On ne peut pas présenter un exemple qui serve davantage aux conspirateurs et à ceux contre qui on conspire. En effet, on voit d'une part combien les hommes se pressent peu lorsqu'ils croient avoir du temps devant eux, et combien ils se décident promptement quand ils se trouvent forcés par la nécessité. De même un prince ou une république qui pour son avantage veut différer la découverte d'une conspiration ne peut employer de meilleur moyen que de présenter avec art aux conjurés une occasion prochaine d'agir, afin qu'ils se déterminent à l'attendre, ou que persuadés qu'ils auront du temps à eux, ils laissent au prince ou à la république celui de les accabler.
Qui s'est conduit autrement a accéléré sa perte : c'est ce que firent et le duc d'Athènes et Guillaume de Pazzi. Le duc, devenu maître de Florence, instruit qu'il y avait une conspiration contre lui, fit arrêter, sans autre examen, un des conjurés. Cet éclat fit prendre à l'instant les armes aux autres, et le dépouilla de ses États.

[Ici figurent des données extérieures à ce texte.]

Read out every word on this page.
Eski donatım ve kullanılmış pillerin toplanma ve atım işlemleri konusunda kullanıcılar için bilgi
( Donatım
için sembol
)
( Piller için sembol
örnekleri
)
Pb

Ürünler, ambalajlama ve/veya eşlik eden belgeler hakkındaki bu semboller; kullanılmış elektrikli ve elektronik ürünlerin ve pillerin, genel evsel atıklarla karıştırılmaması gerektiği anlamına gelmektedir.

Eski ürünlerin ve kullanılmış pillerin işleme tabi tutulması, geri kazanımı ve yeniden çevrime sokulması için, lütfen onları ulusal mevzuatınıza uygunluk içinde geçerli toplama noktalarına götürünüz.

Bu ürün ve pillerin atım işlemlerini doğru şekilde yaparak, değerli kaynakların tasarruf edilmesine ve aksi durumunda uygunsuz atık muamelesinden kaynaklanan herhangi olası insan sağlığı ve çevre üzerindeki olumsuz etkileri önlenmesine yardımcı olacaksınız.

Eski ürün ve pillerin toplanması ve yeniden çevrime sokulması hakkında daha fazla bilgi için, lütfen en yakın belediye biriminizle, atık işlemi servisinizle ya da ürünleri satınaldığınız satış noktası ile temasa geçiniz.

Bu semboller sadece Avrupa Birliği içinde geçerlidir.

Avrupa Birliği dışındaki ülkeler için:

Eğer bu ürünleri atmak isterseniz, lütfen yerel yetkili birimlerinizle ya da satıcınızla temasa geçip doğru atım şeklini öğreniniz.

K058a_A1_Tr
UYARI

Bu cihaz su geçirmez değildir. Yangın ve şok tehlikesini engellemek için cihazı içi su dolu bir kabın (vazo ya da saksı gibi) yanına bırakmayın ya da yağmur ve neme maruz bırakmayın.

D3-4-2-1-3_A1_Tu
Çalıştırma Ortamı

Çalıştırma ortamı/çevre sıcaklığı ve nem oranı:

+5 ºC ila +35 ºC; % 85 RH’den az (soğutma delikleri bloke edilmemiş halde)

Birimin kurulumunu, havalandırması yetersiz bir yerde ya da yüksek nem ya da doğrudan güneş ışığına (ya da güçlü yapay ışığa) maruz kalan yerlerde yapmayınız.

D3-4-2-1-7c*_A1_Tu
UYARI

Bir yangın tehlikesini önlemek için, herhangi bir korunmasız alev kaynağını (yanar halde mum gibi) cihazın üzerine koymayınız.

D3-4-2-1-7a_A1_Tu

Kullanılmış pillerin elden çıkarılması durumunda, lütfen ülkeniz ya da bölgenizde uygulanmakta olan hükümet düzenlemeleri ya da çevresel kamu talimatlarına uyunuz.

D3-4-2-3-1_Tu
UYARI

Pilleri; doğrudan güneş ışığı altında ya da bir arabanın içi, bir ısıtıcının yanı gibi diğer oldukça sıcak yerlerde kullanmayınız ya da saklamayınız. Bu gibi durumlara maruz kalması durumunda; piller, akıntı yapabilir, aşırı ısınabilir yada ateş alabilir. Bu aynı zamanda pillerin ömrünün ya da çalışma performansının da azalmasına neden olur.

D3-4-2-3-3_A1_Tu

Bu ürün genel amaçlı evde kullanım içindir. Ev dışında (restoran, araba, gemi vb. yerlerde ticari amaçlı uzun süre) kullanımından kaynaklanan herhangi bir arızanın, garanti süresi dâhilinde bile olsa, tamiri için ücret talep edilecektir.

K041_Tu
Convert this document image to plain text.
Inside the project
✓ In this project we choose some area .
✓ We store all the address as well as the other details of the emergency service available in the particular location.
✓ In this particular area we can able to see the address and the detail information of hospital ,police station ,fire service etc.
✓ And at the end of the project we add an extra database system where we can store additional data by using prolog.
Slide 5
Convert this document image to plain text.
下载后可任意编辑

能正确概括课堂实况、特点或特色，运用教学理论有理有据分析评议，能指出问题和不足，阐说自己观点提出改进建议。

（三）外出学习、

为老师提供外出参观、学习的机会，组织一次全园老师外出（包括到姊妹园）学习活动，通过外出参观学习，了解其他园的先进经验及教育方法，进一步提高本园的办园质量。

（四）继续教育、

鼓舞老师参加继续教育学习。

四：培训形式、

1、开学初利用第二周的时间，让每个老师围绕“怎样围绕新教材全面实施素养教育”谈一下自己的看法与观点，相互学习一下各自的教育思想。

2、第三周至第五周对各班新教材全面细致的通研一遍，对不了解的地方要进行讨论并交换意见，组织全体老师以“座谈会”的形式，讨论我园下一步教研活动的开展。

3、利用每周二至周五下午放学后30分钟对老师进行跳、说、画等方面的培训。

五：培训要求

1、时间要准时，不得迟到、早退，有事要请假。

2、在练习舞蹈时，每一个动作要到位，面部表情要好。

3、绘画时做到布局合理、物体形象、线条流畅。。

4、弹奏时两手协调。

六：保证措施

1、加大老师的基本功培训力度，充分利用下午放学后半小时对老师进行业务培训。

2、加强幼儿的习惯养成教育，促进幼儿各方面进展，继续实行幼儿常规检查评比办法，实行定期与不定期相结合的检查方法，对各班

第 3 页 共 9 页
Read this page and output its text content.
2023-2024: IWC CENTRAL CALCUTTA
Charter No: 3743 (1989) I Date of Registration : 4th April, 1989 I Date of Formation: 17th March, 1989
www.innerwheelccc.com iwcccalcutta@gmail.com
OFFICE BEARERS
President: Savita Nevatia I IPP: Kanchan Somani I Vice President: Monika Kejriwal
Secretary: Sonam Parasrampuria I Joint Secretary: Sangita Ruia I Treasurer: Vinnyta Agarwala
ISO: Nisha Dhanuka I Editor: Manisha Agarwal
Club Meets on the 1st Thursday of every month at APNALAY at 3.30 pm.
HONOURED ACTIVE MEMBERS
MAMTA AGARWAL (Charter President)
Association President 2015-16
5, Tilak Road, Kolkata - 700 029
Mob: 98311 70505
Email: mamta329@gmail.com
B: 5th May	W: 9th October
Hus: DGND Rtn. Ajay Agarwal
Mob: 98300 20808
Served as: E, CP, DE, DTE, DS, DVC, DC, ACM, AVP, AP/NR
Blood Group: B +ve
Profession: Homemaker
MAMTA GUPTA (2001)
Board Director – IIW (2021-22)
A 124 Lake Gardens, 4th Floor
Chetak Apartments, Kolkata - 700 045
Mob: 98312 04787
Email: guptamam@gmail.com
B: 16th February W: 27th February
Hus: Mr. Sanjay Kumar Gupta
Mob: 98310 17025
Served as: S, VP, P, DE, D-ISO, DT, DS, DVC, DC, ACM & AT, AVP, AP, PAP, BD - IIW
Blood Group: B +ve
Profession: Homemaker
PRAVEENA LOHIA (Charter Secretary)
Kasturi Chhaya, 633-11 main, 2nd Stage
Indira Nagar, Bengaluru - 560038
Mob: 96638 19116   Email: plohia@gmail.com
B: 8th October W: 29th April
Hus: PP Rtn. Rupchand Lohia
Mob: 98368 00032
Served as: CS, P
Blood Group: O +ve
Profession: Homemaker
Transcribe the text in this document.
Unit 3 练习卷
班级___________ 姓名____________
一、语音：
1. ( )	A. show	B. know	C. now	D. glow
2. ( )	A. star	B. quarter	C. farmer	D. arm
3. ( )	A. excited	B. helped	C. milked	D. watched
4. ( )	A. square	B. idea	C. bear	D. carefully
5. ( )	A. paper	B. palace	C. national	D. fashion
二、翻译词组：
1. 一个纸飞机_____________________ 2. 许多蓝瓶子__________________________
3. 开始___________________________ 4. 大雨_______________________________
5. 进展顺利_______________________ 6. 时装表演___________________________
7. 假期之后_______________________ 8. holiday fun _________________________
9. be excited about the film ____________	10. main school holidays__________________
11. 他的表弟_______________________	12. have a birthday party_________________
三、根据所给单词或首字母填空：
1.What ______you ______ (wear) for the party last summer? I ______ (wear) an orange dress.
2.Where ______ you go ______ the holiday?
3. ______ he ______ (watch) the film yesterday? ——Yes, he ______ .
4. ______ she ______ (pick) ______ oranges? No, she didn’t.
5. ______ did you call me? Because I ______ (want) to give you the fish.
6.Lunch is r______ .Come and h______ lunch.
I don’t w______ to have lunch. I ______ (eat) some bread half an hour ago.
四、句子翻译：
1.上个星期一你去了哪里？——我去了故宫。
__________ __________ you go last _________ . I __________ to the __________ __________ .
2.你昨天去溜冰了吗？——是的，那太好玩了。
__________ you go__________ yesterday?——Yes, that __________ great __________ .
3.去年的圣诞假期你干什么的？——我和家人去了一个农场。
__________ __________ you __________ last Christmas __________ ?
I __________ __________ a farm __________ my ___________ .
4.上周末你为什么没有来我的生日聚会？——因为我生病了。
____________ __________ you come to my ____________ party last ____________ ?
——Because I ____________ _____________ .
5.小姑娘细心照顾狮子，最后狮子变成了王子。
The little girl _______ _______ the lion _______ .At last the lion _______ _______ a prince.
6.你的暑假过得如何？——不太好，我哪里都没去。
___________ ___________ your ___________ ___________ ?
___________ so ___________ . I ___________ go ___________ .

Guillaume était commissaire dans le Val di Chiana en 1501. Il apprend qu'on tramait à Arezzo une conspiration en faveur des Vitelli, pour enlever cette ville aux Florentins. Il s'y rend à l'instant, et sans faire attention aux forces des conjurés, sans mesurer les siennes et sans préparatifs, par les conseils de son fils, évêque de cette ville, il fait saisir un des conjurés. À l'arrestation de celui-ci, les autres prennent aussitôt les armes, secouent le joug des Florentins, et Guillaume, de commissaire qu'il était, devient leur prisonnier.
Mais quand la conspiration a peu de forces, on peut et on doit l'étouffer le plus promptement possible. Il ne faut pas imiter dans ce cas les deux exemples que nous allons citer, quoique directement opposés entre eux. Le premier nous est fourni par le duc d'Athènes qui, pour prouver combien il était assuré de l'attachement des Florentins, fit mourir un individu qui venait lui découvrir la conspiration qui se tramait contre lui. L'autre est de Dion de Syracuse qui, voulant éprouver quelqu'un dont il suspectait la fidélité, ordonna à Callipe, en qui il avait toute confiance, de faire semblant de vouloir conspirer contre lui.
L'un et l'autre de ces princes se trouvèrent mal de leur conduite. Le premier découragea les accusateurs, et donna des moyens à qui voulut conspirer contre lui ; le second alla lui-même au-devant de sa perte, et se fit, pour ainsi dire, chef de la conjuration qui le fit périr. En effet, il en fit l'épreuve : Callipe, pouvant sans ménagement conspirer contre Dion, sut si bien ourdir sa trame, qu'il lui ôta et ses États, et la vie.